Every inch of her body tingled. “Who am I to argue with a professional?” She twisted, slipped her hand behind his neck, and pressed her lips to his. Their first kiss had been unexpected and confusing and powerful. The deliberate, slow burn of this kiss was equally thrilling.
The urge to intensify it swelled. She angled her head and deepened the kiss.
The arms cinched around her rolled her body into his.
His mouth slid from hers and left a trail of kisses along her jawbone to her ear. He kissed the sensitive spot behind her earlobe and smiled against her skin when she softly purred.
She was so engulfed by James she didn’t notice when the train stopped at the next station.
The doors slid open and at the first sound of boisterous laughter, James tensed and lifted his head.
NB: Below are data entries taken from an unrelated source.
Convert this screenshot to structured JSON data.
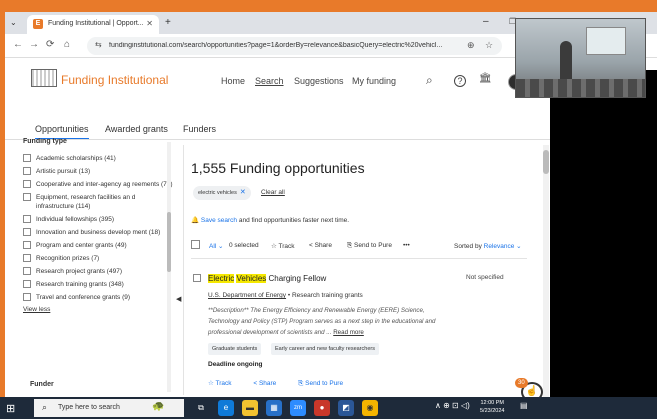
{
  "browser": {
    "tab_title": "Funding Institutional | Opport...",
    "tab_dropdown_icon": "chevron-down-icon",
    "favicon_letter": "E",
    "tab_close_glyph": "✕",
    "new_tab_glyph": "+",
    "minimize_glyph": "–",
    "maximize_glyph": "❐",
    "back_glyph": "←",
    "forward_glyph": "→",
    "reload_glyph": "⟳",
    "home_glyph": "⌂",
    "site_info_glyph": "⇆",
    "url": "fundinginstitutional.com/search/opportunities?page=1&orderBy=relevance&basicQuery=electric%20vehicl...",
    "zoom_glyph": "⊕",
    "star_glyph": "☆"
  },
  "site": {
    "logo_text": "Funding Institutional",
    "nav": [
      "Home",
      "Search",
      "Suggestions",
      "My funding"
    ],
    "active_nav": "Search",
    "header_icons": {
      "search": "⌕",
      "help": "?",
      "institution": "🏛"
    },
    "subnav": [
      "Opportunities",
      "Awarded grants",
      "Funders"
    ],
    "accent_color": "#e87a2a",
    "link_color": "#1a73e8"
  },
  "sidebar": {
    "heading": "Funding type",
    "items": [
      "Academic scholarships (41)",
      "Artistic pursuit (13)",
      "Cooperative and inter-agency ag reements (79)",
      "Equipment, research facilities an d infrastructure (114)",
      "Individual fellowships (395)",
      "Innovation and business develop ment (18)",
      "Program and center grants (49)",
      "Recognition prizes (7)",
      "Research project grants (497)",
      "Research training grants (348)",
      "Travel and conference grants (9)"
    ],
    "view_less": "View less",
    "funder_heading": "Funder",
    "collapse_glyph": "◀"
  },
  "main": {
    "results_title": "1,555 Funding opportunities",
    "chip_label": "electric vehicles",
    "chip_close": "✕",
    "clear_all": "Clear all",
    "save_search_link": "Save search",
    "save_search_text": " and find opportunities faster next time.",
    "save_search_icon": "🔔",
    "toolbar": {
      "all": "All",
      "selected": "0 selected",
      "track": "Track",
      "share": "Share",
      "send": "Send to Pure",
      "more": "•••",
      "sorted_by": "Sorted by",
      "sort_value": "Relevance"
    },
    "result": {
      "title_hl1": "Electric",
      "title_hl2": "Vehicles",
      "title_rest": " Charging Fellow",
      "status": "Not specified",
      "funder": "U.S. Department of Energy",
      "separator": " • ",
      "type": "Research training grants",
      "description": "**Description** The Energy Efficiency and Renewable Energy (EERE) Science, Technology and Policy (STP) Program serves as a next step in the educational and professional development of scientists and ...",
      "read_more": "Read more",
      "tags": [
        "Graduate students",
        "Early career and new faculty researchers"
      ],
      "deadline": "Deadline ongoing",
      "actions": [
        "Track",
        "Share",
        "Send to Pure"
      ]
    },
    "notification_count": "30"
  },
  "taskbar": {
    "search_placeholder": "Type here to search",
    "time": "12:00 PM",
    "date": "5/23/2024",
    "tray_glyphs": "∧ ⊕ ⊡ ◁)"
  }
}
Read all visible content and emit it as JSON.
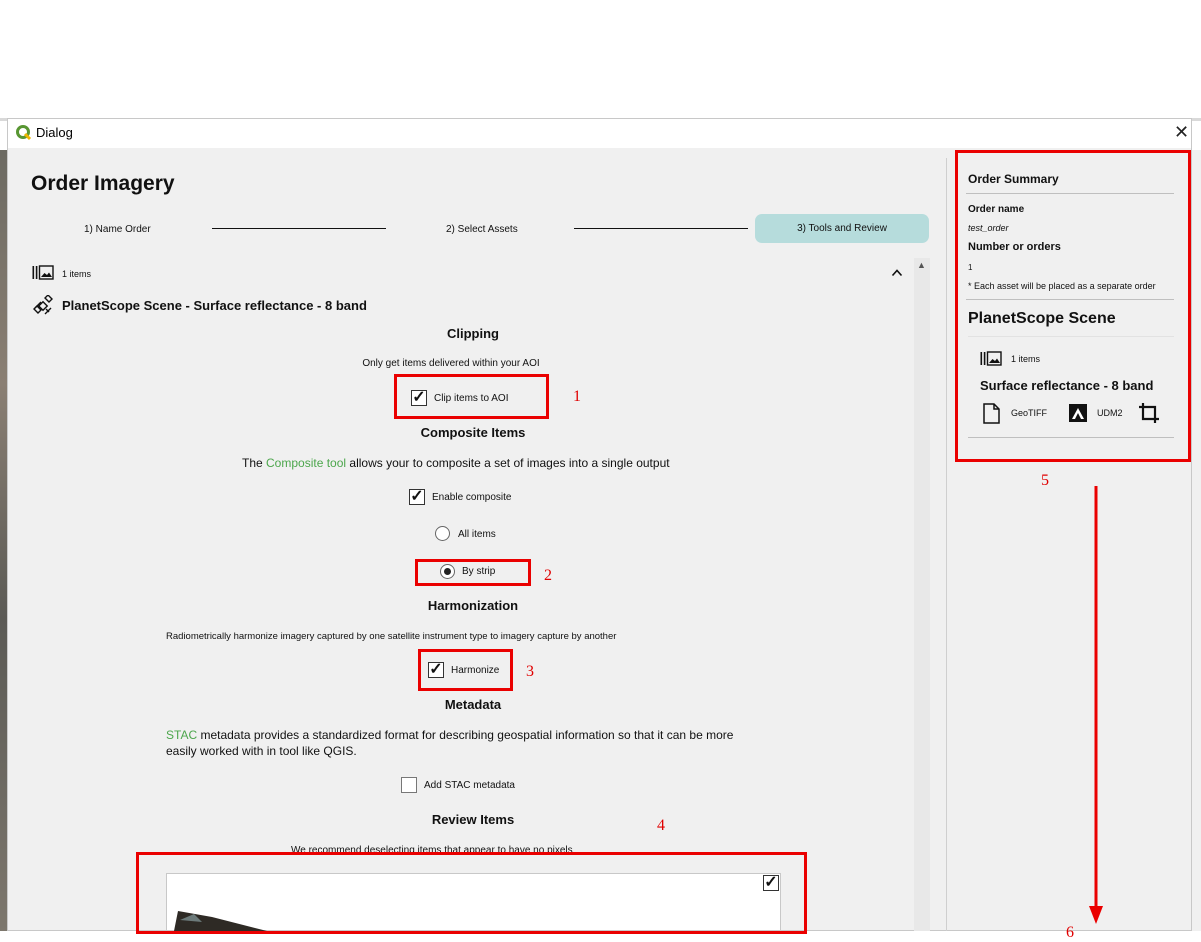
{
  "window": {
    "title": "Dialog",
    "close_glyph": "✕"
  },
  "page_title": "Order Imagery",
  "steps": [
    {
      "label": "1) Name Order"
    },
    {
      "label": "2) Select Assets"
    },
    {
      "label": "3) Tools and Review"
    }
  ],
  "item_bar": {
    "count_label": "1 items",
    "collapse_glyph": "^"
  },
  "product": {
    "name": "PlanetScope Scene - Surface reflectance - 8 band"
  },
  "clipping": {
    "title": "Clipping",
    "description": "Only get items delivered within your AOI",
    "checkbox_label": "Clip items to AOI",
    "checked": true
  },
  "composite": {
    "title": "Composite Items",
    "desc_prefix": "The ",
    "link": "Composite tool",
    "desc_suffix": " allows your to composite a set of images into a single output",
    "enable_label": "Enable composite",
    "enable_checked": true,
    "option_all": "All items",
    "option_strip": "By strip",
    "selected": "By strip"
  },
  "harmonization": {
    "title": "Harmonization",
    "description": "Radiometrically harmonize imagery captured by one satellite instrument type to imagery capture by another",
    "checkbox_label": "Harmonize",
    "checked": true
  },
  "metadata": {
    "title": "Metadata",
    "link": "STAC",
    "desc_line1": " metadata provides a standardized format for describing geospatial information so that it can be more",
    "desc_line2": "easily worked with in tool like QGIS.",
    "checkbox_label": "Add STAC metadata",
    "checked": false
  },
  "review": {
    "title": "Review Items",
    "description": "We recommend deselecting items that appear to have no pixels",
    "item_checked": true
  },
  "summary": {
    "title": "Order Summary",
    "order_name_label": "Order name",
    "order_name_value": "test_order",
    "orders_label": "Number or orders",
    "orders_value": "1",
    "note": "* Each asset will be placed as a separate order",
    "scene_title": "PlanetScope Scene",
    "items_label": "1 items",
    "product": "Surface reflectance - 8 band",
    "asset1": "GeoTIFF",
    "asset2": "UDM2"
  },
  "annotations": [
    "1",
    "2",
    "3",
    "4",
    "5",
    "6"
  ],
  "colors": {
    "accent_teal": "#b6dcdc",
    "link_green": "#4ca64c",
    "annotation_red": "#ea0000"
  },
  "icons": [
    "qgis-logo-icon",
    "close-icon",
    "items-stack-icon",
    "satellite-icon",
    "chevron-up-icon",
    "file-icon",
    "udm-icon",
    "crop-icon"
  ]
}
She looked up and watched the four twentysomething men who boarded flop into seats three rows ahead.
James shot Quinn an apologetic smile. “Duty calls.” His eyes darted between her to the new passengers.
“I understand.”
He made no move to release her from his embrace and she had no intention of pulling away. She rested her head on his shoulder.
An unexpected sense of peace fell over her. Perhaps it came from the knowledge they were safe, if only for a little while, isolated on a train rolling across the dark English countryside. Perhaps it was the security of knowing a highly skilled CIA operative watched over her. Perhaps it was knowing the man she cared for deeply felt the same way about her. Whatever the reason, she embraced the momentary tranquility, closed her eyes, and drifted off to sleep.